Si rejoindre les rangs d’Universal Music Africa en 2018 était d’abord une décision artistique pour ce pionnier du r’n’b français qui avait envie de « faire évoluer [sa] musique vers des sonorités afro », elle revêtait aussi une forte valeur symbolique. Et en concluant ce mariage avec la structure dirigée depuis 2020 par l’ancien rappeur Pit Baccardi, passé comme lui par le Secteur Ä, Singuila a accepté de se prêter aux règles du business local, à savoir devenir un brand ambassador, que ce soit pour une ligne de vêtements ou pour un brasseur. La bière n’est donc jamais très loin dans les six épisodes récemment mis en ligne de la mini-série Sin (son diminutif), vecteur de son nouveau single Faux gars.
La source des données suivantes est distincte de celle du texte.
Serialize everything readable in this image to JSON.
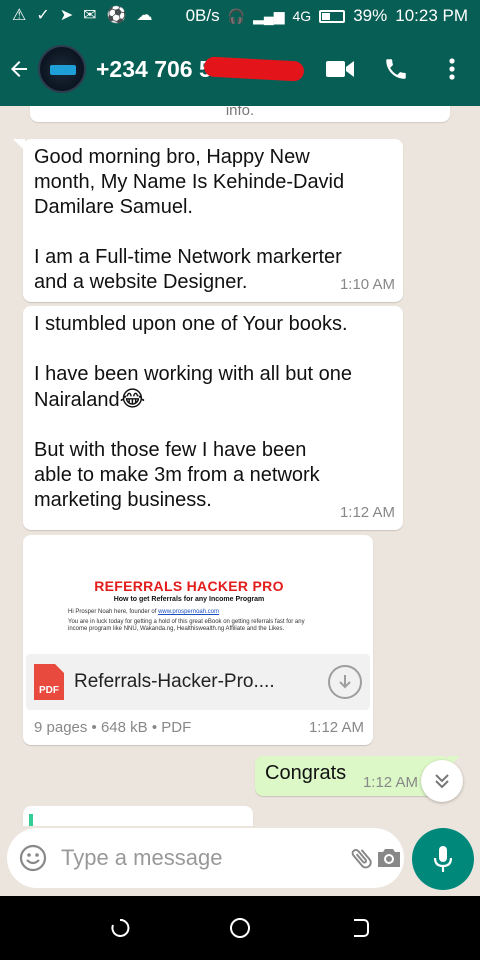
{
  "status_bar": {
    "speed": "0B/s",
    "network": "4G",
    "battery_percent": "39%",
    "battery_level": 0.39,
    "time": "10:23 PM",
    "left_icons": [
      "alert-triangle-icon",
      "check-icon",
      "telegram-icon",
      "gmail-icon",
      "soccer-ball-icon",
      "cloud-icon"
    ]
  },
  "header": {
    "contact_name": "+234 706 5",
    "icons": [
      "back-arrow-icon",
      "video-call-icon",
      "phone-icon",
      "more-vert-icon"
    ]
  },
  "messages": {
    "prev_fragment": "info.",
    "m1": {
      "lines": [
        "Good morning bro, Happy New",
        "month, My Name Is Kehinde-David",
        "Damilare Samuel.",
        "",
        "I am a Full-time Network markerter",
        "and a website Designer."
      ],
      "time": "1:10 AM"
    },
    "m2": {
      "line1": "I stumbled upon one of Your books.",
      "line2": "I have been working with all but one",
      "line3": "Nairaland",
      "emoji": "😂",
      "line4": "But with those few I have been",
      "line5": "able to make 3m from a network",
      "line6": "marketing business.",
      "time": "1:12 AM"
    },
    "doc": {
      "preview_title": "REFERRALS HACKER PRO",
      "preview_subtitle": "How to get Referrals for any Income Program",
      "preview_line1_a": "Hi Prosper Noah here, founder of ",
      "preview_line1_link": "www.prospernoah.com",
      "preview_line2": "You are in luck today for getting a hold of this great eBook on getting referrals fast for any",
      "preview_line3": "income program like NNU, Wakanda.ng, Healthiswealth.ng Affiliate and the Likes.",
      "pdf_label": "PDF",
      "filename": "Referrals-Hacker-Pro....",
      "meta": "9 pages • 648 kB • PDF",
      "time": "1:12 AM"
    },
    "outgoing": {
      "text": "Congrats",
      "time": "1:12 AM"
    }
  },
  "input": {
    "placeholder": "Type a message"
  },
  "colors": {
    "header": "#075E54",
    "chat_bg": "#ECE5DD",
    "outgoing": "#DCF8C6",
    "mic": "#00897B",
    "redaction": "#e4141b"
  }
}
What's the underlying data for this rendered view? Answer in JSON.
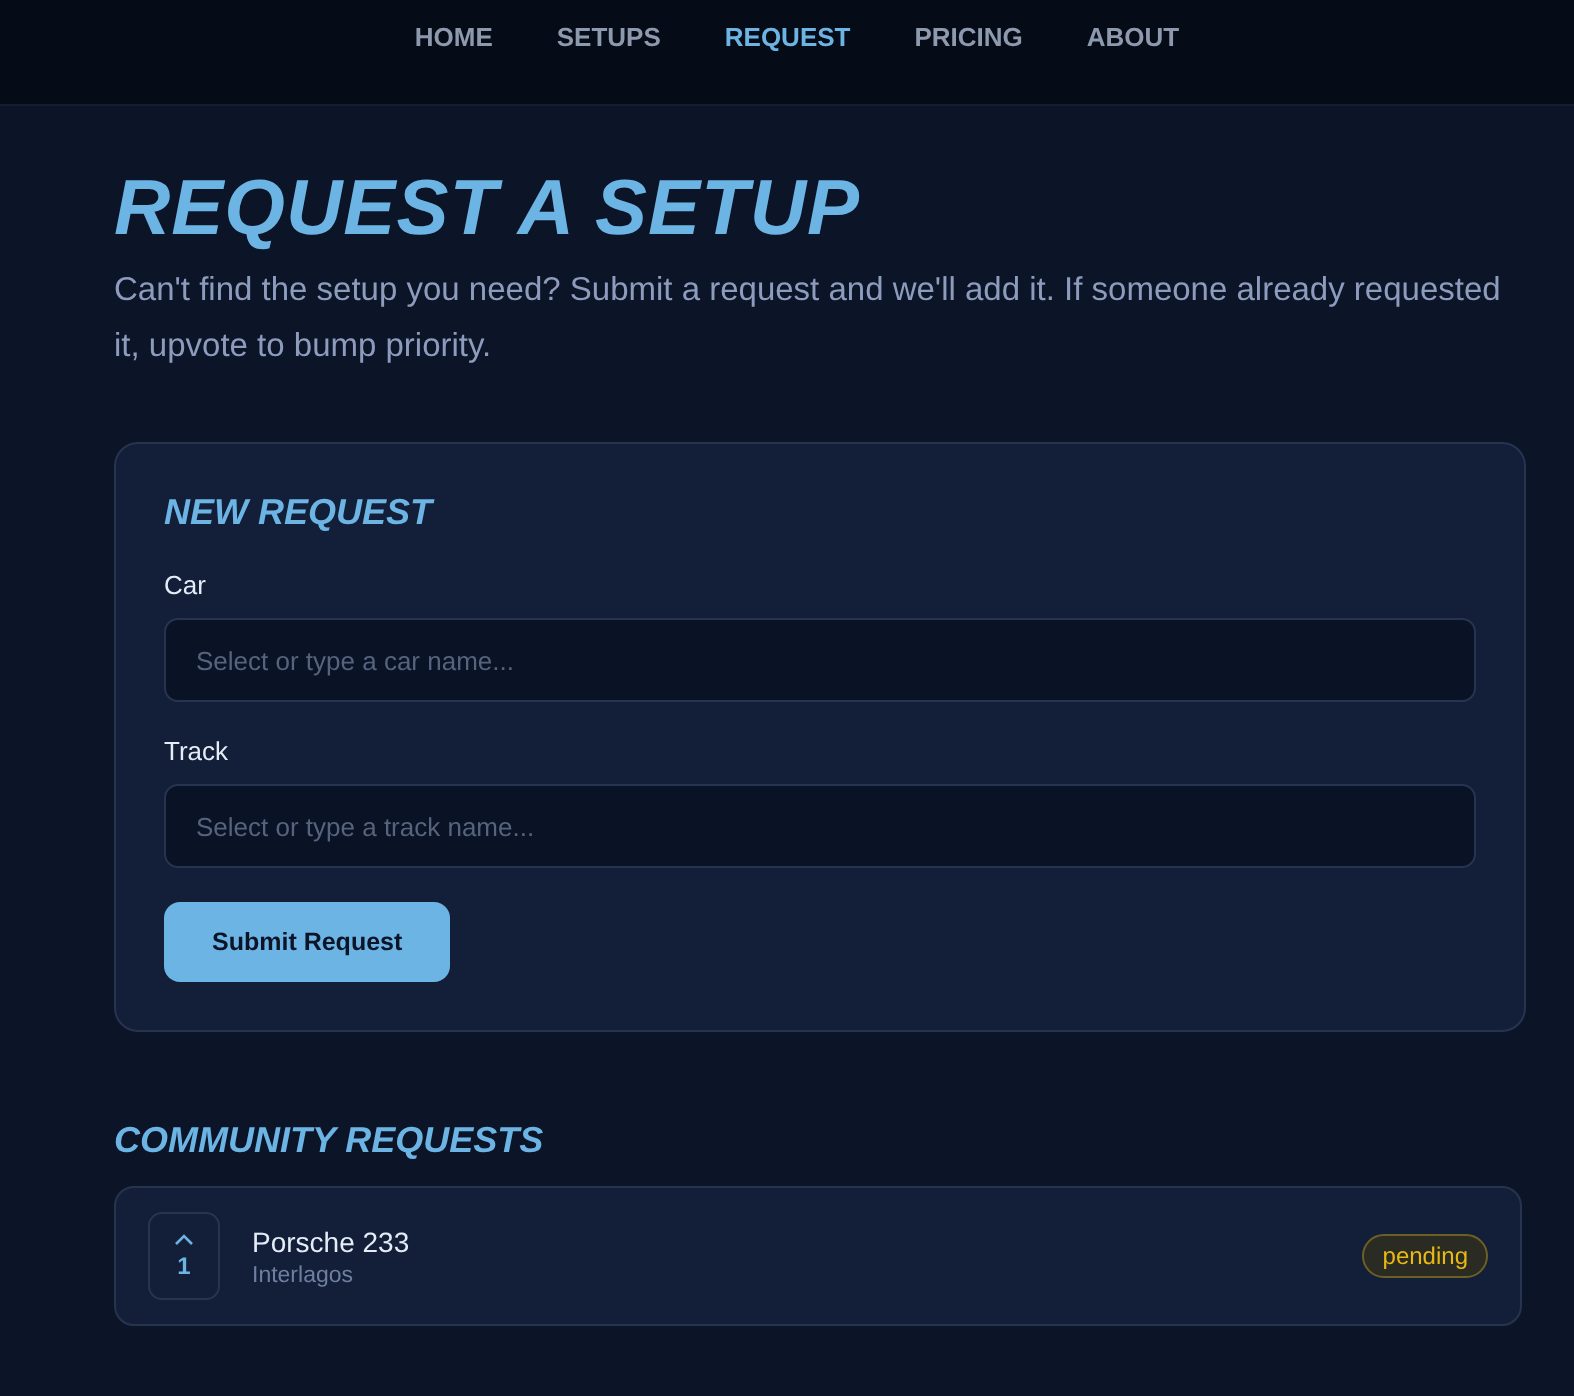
{
  "nav": [
    {
      "label": "HOME",
      "selected": false
    },
    {
      "label": "SETUPS",
      "selected": false
    },
    {
      "label": "REQUEST",
      "selected": true
    },
    {
      "label": "PRICING",
      "selected": false
    },
    {
      "label": "ABOUT",
      "selected": false
    }
  ],
  "page": {
    "title": "REQUEST A SETUP",
    "intro": "Can't find the setup you need? Submit a request and we'll add it. If someone already requested it, upvote to bump priority."
  },
  "form": {
    "title": "NEW REQUEST",
    "fields": [
      {
        "label": "Car",
        "placeholder": "Select or type a car name..."
      },
      {
        "label": "Track",
        "placeholder": "Select or type a track name..."
      }
    ],
    "submit": "Submit Request"
  },
  "community": {
    "title": "COMMUNITY REQUESTS",
    "requests": [
      {
        "votes": "1",
        "car": "Porsche 233",
        "track": "Interlagos",
        "status": "pending"
      }
    ]
  }
}
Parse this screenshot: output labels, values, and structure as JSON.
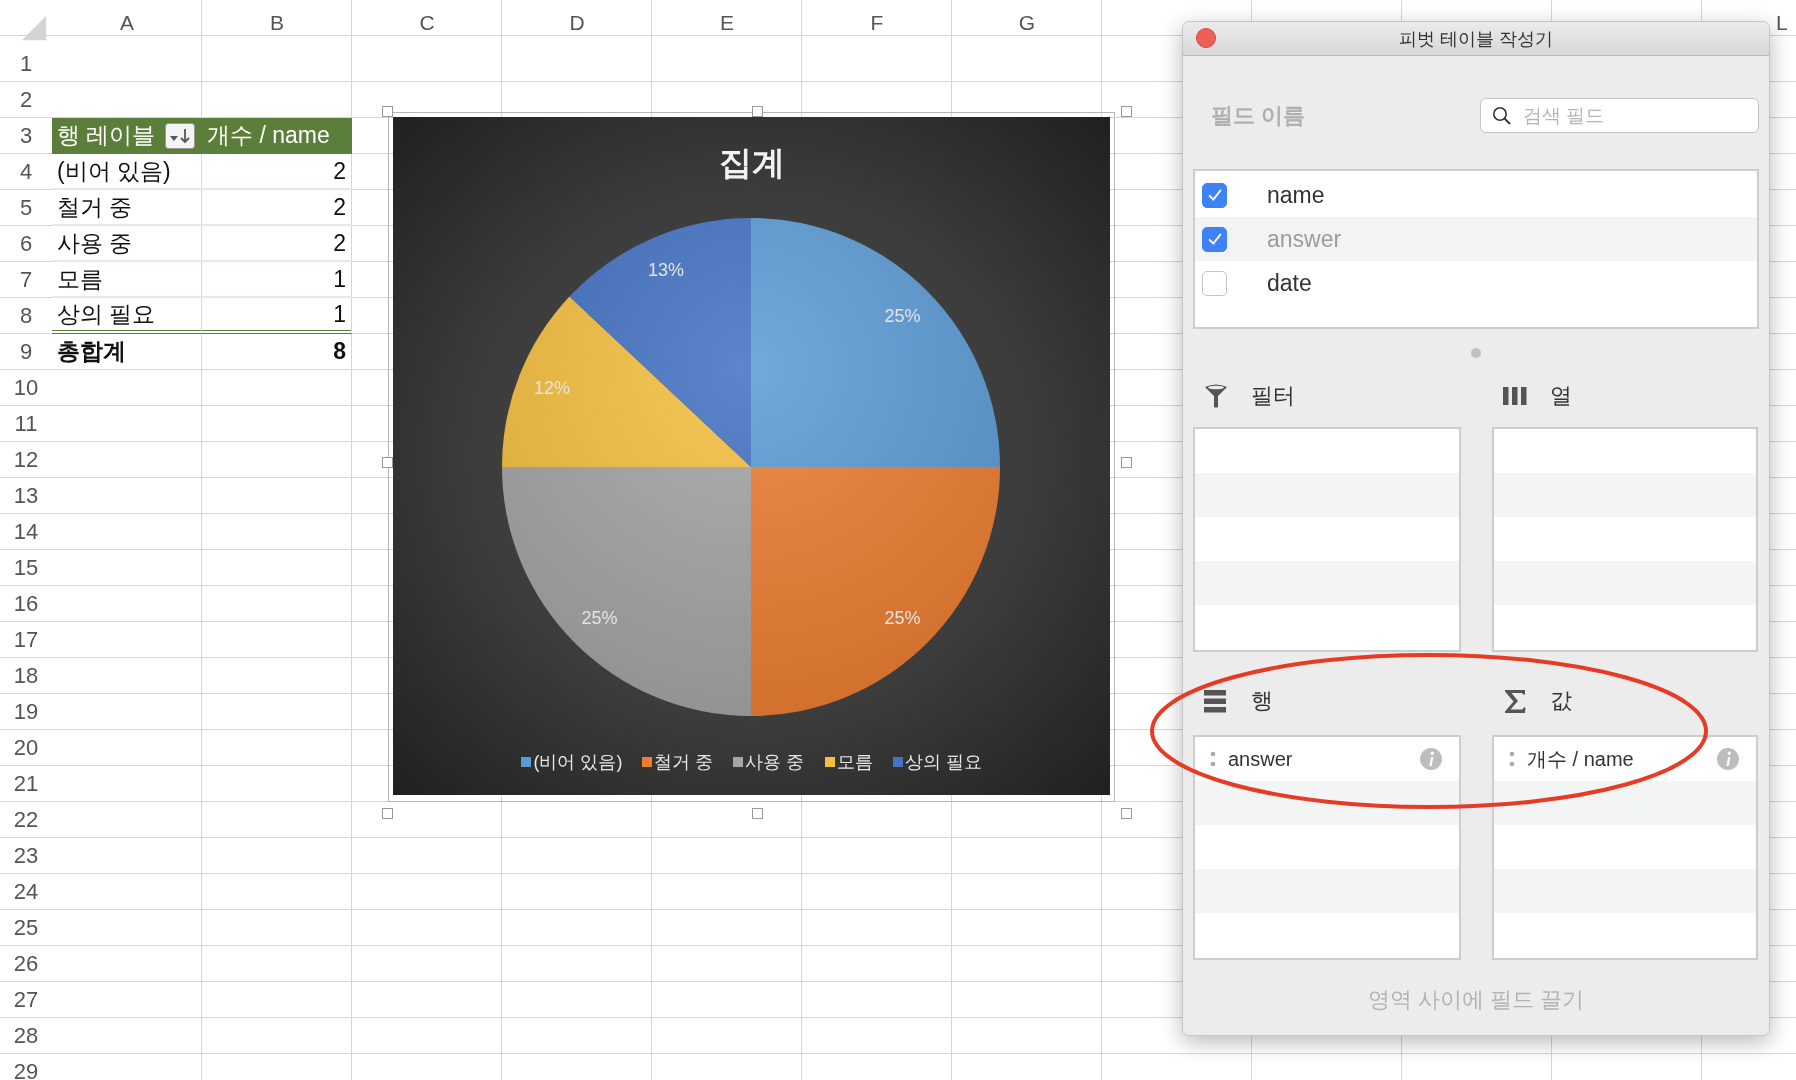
{
  "sheet": {
    "column_headers": [
      "A",
      "B",
      "C",
      "D",
      "E",
      "F",
      "G"
    ],
    "edge_column_header": "L",
    "row_numbers": [
      "1",
      "2",
      "3",
      "4",
      "5",
      "6",
      "7",
      "8",
      "9",
      "10",
      "11",
      "12",
      "13",
      "14",
      "15",
      "16",
      "17",
      "18",
      "19",
      "20",
      "21",
      "22",
      "23",
      "24",
      "25",
      "26",
      "27",
      "28",
      "29"
    ]
  },
  "pivot_table": {
    "row_label_header": "행 레이블",
    "value_header": "개수 / name",
    "rows": [
      {
        "label": "(비어 있음)",
        "value": "2"
      },
      {
        "label": "철거 중",
        "value": "2"
      },
      {
        "label": "사용 중",
        "value": "2"
      },
      {
        "label": "모름",
        "value": "1"
      },
      {
        "label": "상의 필요",
        "value": "1"
      }
    ],
    "total": {
      "label": "총합계",
      "value": "8"
    }
  },
  "chart": {
    "chart_data": {
      "type": "pie",
      "title": "집계",
      "categories": [
        "(비어 있음)",
        "철거 중",
        "사용 중",
        "모름",
        "상의 필요"
      ],
      "values": [
        25,
        25,
        25,
        12,
        13
      ],
      "value_labels": [
        "25%",
        "25%",
        "25%",
        "12%",
        "13%"
      ],
      "legend": "bottom"
    }
  },
  "pivot_builder": {
    "title": "피벗 테이블 작성기",
    "field_list_label": "필드 이름",
    "search": {
      "placeholder": "검색 필드"
    },
    "fields": [
      {
        "name": "name",
        "checked": true,
        "selected": false
      },
      {
        "name": "answer",
        "checked": true,
        "selected": true
      },
      {
        "name": "date",
        "checked": false,
        "selected": false
      }
    ],
    "areas": [
      {
        "kind": "filters",
        "label": "필터"
      },
      {
        "kind": "columns",
        "label": "열"
      },
      {
        "kind": "rows",
        "label": "행",
        "items": [
          "answer"
        ]
      },
      {
        "kind": "values",
        "label": "값",
        "items": [
          "개수 / name"
        ]
      }
    ],
    "hint": "영역 사이에 필드 끌기"
  }
}
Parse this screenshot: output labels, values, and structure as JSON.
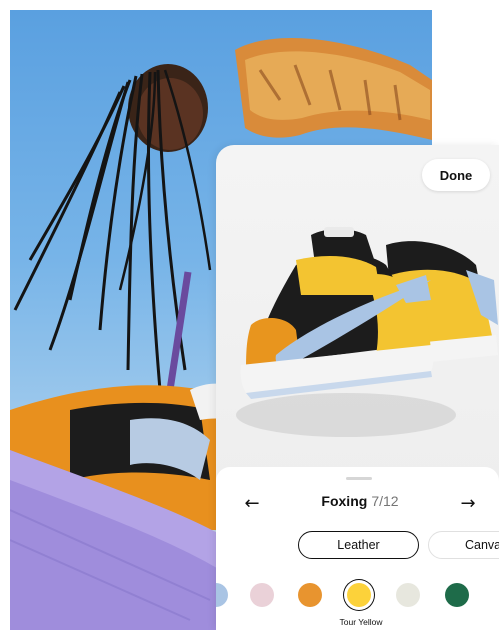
{
  "app": {
    "done_label": "Done"
  },
  "customizer": {
    "step_name": "Foxing",
    "step_count": "7/12",
    "prev_icon": "arrow-left-icon",
    "next_icon": "arrow-right-icon",
    "prev_glyph": "←",
    "next_glyph": "→",
    "materials": [
      {
        "label": "Leather",
        "selected": true
      },
      {
        "label": "Canvas",
        "selected": false
      }
    ],
    "colors": [
      {
        "hex": "#a9c4e4",
        "selected": false
      },
      {
        "hex": "#ead1d8",
        "selected": false
      },
      {
        "hex": "#e8942f",
        "selected": false
      },
      {
        "hex": "#fcd23a",
        "selected": true
      },
      {
        "hex": "#e7e7de",
        "selected": false
      },
      {
        "hex": "#1e6b49",
        "selected": false
      }
    ],
    "selected_color_name": "Tour Yellow"
  },
  "theme": {
    "shoe_yellow": "#f3c431",
    "shoe_black": "#1c1c1c",
    "shoe_orange": "#e8951e",
    "swoosh_blue": "#a9c4e4",
    "sole_white": "#f4f4f4"
  }
}
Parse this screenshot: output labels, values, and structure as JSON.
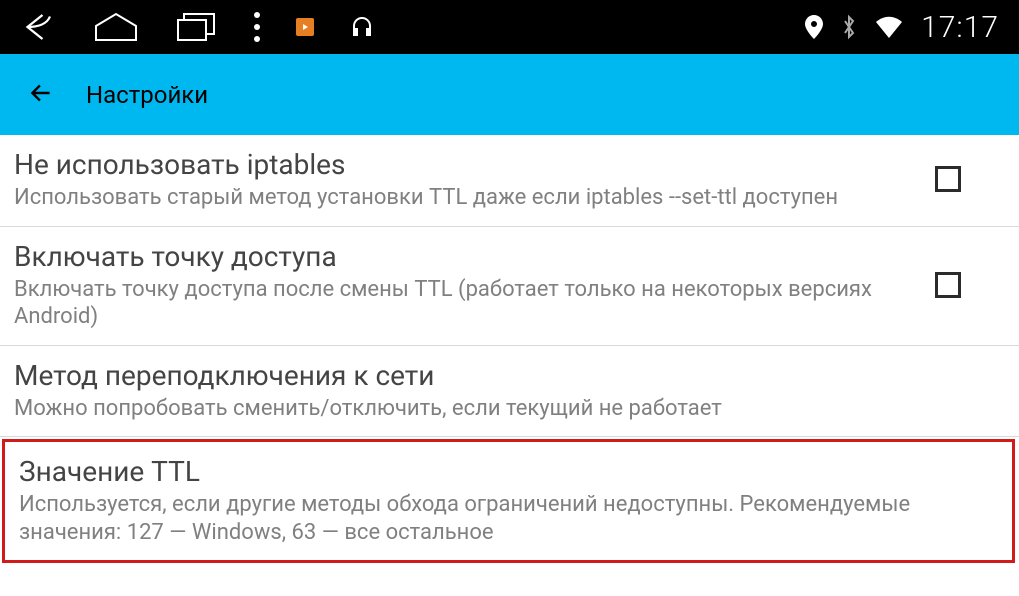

Tournée à Abidjan, elle montre le quadragénaire dans son rôle de chanteur, au look toujours très soigné, retrouvant la troublante Aïcha, personnage d’une des chansons de son tout premier album ! Autant surfer sur l’image assumée, revendiquée et véhiculée de Docteur Love, titre de son disque paru en 2021, et le pouvoir de séduction de celui qui l’incarne.
Pourtant, “contrairement à ce qu’on pourrait penser, il y a plus d’hommes que de femmes, abonnés à mes pages sur les réseaux sociaux”, tient à souligner Singuila. Surprenant pour un spécialiste de chansons d’amour ? « Ce sont les hommes qui courent après les femmes », explique-t-il dans un sourire.
Lui qui chantait L’Enfant du pays en 2006, relatant son passage à Brazzaville douze ans plus tôt, connait le continent africain depuis son enfance, en raison de ses origines en Centrafrique et au Congo. La première fois qu’on l’appelle pour s’y produire en live, c’est au Gabon, où il est revenu à de multiples reprises « dans des salles de plus en plus grandes ».
À son palmarès, figurent aussi des pays comme le Bénin, la Guinée, le Burkina Faso, Madagascar… En haut de la liste, ceux où il est monté le plus souvent sur scène : le Cameroun, et bien sûr la Côte d’Ivoire, où son passage en 2004 doit être considéré à ses yeux comme un événement déclencheur. Invité par le groupe MAM pour les dix ans de ce trio précurseur du rap ivoire, il découvre « à une époque où on n’était pas connecté sur Internet comme aujourd’hui » que sa musique y a rencontré un public.
Ces derniers temps, il a fait quelques séjours à Kinshasa, « la Mecque de la rumba”. Avec une idée en tête, formalisée à la fin de l’année dernière et baptisée Projet Kongo. « Ça faisait un moment qu’on écoutait des vieilles chansons congolaises qui nous mettaient dans une humeur très positive. Donc s’il y a moyen de procurer les mêmes émotions… », résume Singuila qui a voulu aller à la source pour « essayer de trouver la même recette » que celle présente sur les œuvres de Franco, Tabu Ley Rochereau, Mbilia Bel, Papa Wemba… Quand il évoque la quête de ces sonorités qui font « voyager dans le temps », l’enthousiasme est palpable.